We came home yesterday after work to carnage. I almost cried. Almost. But I didn’t because deep down inside the demise was a relief.
Our Fuji apple tree was dead. Snapped off a the base. It really wasn’t a surprise and was eventually going to happen. Half the tree and thus half of the trunk was killed last year during the heavy rains. Last year I thought it was bacterial blossom blast because the buds died suddenly right after a late frost and weeks and weeks of rain. But bacterial blossom blast is usually not serious enough to actually kill a tree. It definitely wasn’t fire blight, which I’m familiar with. I really hope it’s not oak root fungus (though I think this might be the issue). Whatever it was, it girdled the tree at the base.
Fortunately the root system is still good. There are some healthy suckers coming up from them. Not all is lost! I’m going to attempt to graft new apple varieties to these suckers next spring. I am definitely not going to miss the scion exchange and I may even order some scions if I don’t find what I want at the exchange. One of the reasons I’m happy for this tree’s demise is that since it got diseased last year I’ve been pushing to just take it out. Fuji’s are just so…common. I’m more interested in growing heirloom varieties of apples. Apples that you can’t purchase anywhere except for maybe some farmstand out in the middle of nowhere that has 100 year old trees that the farmer is still harvesting from.

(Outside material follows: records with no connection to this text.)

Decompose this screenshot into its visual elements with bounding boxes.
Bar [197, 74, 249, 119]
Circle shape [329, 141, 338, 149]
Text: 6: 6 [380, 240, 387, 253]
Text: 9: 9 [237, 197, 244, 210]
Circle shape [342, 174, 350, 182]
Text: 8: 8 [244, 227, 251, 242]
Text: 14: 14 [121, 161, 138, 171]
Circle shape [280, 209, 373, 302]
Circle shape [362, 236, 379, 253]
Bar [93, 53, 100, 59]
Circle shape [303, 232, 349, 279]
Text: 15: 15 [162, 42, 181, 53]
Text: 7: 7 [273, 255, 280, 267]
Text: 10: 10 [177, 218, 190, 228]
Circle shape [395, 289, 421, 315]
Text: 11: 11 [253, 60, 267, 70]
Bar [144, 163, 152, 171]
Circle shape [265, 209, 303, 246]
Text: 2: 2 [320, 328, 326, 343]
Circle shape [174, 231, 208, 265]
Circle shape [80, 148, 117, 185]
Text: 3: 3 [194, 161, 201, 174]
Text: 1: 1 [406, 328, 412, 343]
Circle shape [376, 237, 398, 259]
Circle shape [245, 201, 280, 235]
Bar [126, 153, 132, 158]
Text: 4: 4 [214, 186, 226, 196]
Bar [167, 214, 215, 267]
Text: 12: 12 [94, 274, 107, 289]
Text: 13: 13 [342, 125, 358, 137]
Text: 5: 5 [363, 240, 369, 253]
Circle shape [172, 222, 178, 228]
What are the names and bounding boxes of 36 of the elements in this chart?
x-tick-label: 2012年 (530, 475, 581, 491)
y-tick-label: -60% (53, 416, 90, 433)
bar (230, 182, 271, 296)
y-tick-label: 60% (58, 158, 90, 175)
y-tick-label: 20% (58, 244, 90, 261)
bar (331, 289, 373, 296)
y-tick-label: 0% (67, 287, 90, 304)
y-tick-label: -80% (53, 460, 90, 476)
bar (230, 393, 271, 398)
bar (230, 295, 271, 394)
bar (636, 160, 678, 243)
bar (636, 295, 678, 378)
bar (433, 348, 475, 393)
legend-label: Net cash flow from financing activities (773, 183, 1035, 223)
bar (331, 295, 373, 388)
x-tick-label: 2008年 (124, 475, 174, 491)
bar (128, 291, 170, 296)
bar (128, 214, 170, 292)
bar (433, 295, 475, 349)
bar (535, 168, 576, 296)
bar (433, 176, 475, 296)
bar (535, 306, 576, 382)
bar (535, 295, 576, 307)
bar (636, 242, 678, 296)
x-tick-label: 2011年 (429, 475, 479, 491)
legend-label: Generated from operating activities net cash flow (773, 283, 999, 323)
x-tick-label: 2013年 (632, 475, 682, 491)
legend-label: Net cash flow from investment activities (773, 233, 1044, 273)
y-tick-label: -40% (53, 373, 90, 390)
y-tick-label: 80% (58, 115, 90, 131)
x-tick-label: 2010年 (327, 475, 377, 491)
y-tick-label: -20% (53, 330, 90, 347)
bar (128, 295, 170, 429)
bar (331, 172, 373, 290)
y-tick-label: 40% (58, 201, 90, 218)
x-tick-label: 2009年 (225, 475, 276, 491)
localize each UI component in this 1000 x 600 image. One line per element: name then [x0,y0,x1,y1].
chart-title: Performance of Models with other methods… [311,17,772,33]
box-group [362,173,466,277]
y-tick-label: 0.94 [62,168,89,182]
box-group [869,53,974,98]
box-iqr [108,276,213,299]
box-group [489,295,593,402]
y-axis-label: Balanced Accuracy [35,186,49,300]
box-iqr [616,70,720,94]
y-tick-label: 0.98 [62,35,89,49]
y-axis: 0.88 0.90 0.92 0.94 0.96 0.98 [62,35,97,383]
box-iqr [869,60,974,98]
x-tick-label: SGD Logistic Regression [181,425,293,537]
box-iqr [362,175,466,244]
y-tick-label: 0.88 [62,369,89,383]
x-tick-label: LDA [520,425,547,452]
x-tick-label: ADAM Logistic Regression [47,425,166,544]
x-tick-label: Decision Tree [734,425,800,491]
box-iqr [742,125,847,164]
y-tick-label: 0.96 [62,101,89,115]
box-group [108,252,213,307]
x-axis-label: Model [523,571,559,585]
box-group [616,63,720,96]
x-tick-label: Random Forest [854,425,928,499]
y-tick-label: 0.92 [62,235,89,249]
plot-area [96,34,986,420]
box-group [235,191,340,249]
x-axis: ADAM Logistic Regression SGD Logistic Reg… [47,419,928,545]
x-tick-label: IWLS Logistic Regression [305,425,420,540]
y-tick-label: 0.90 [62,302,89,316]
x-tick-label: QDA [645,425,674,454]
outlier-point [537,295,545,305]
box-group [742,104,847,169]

There was once 7,000 named varieties of apples just in the United States alone. Can you imagine 7,000 varieties? That’s incredible. 85% of them are gone now. Extinct. Never to come back. I actually have a tree that’s a graft from an original Johnny Appleseed tree. As far as I know it doesn’t have a name, it’s just a cider apple that’s no good for fresh eating and it’s probably not nearly cold enough here to ever produce fruit, but I’m fine with that because I’m just happy to be able to preserve a piece of history in my backyard. Now I’m off to find what variety I want to plant!
3 thoughts on “RIP Little Girl”
It is difficult to see, but did you just place ziplock bags on the apples? To keep the pests off of them? That seems like such an easy way to do it….I just thought that plastic would not allow them to “breathe”…maybe they do not need to?
Yes, we were using plastic ziplock bags. The trick is cut a corner off to allow for drainage. It doesn’t let the pests in though.
Always sad to see an apple tree laying down, but I’m sure over winter you’ll find some fabulous scions to graft to it. I’m like you, any excuse to attend a scion exchange! As the roots are already so well established, those scions should take off in no time!